As far as the personality went, it was the same skepticism, the same unruliness, the same bitterness she had displayed when she was Asya's age. Before she knew it, she had neatly passed on the role of the maverick of the Kazanci family to her daughter. Fortunately, Asya didn't look world-weary or angst-ridden yet, being too young for all of that. But the temptation to raze the edifice of her own existence was there, softly glittering in her eyes, the sweet lure of selfdestruction that only the sophisticated or the saturnine will ever suffer from.

As far as the appearance went, however, Auntie Zeliha could plainly see that Asya barely resembled her. She was not and probably would never become a beautiful woman. Not that there was anything wrong with her body or face or anything. In point of fact, when regarded independently every part of her was in good shape: the right height and weight, the right curly raven hair, the right chin… but when added together, there was something flawed in the combination.

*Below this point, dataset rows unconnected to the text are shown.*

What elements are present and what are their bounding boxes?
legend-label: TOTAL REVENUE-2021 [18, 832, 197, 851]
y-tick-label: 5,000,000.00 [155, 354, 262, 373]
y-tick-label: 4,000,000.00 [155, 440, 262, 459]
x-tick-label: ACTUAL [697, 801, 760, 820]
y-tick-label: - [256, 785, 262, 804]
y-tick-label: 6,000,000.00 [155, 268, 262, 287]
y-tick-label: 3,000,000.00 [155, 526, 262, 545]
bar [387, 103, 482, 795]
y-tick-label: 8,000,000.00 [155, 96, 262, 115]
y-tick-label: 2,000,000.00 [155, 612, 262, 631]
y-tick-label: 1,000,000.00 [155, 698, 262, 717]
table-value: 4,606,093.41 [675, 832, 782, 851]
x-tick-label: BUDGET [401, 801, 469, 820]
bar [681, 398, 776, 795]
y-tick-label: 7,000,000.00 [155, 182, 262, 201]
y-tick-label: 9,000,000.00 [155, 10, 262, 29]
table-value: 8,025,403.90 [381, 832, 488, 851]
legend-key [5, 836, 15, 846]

She wasn't ugly either, not at all. If anything, a mediocre prettiness, one that is good to look at but won't stick in anybody's mind. Her face was so average many who met her for the first time had the impression of having seen her before. She was uniquely ordinary. Rather than "beautiful," "cute" would be the best compliment she could get at this stage, which was perfectly okay, except that here she was painfully going through a phase of her life in which "cuteness" was the last thing she wanted to be associated with. Twenty years down the road she would come to see her body differently. Asya was one of those women who though not pretty in their teens or attractive in their youth, could nevertheless become quite good-looking in their middle age, provided they could endure until then.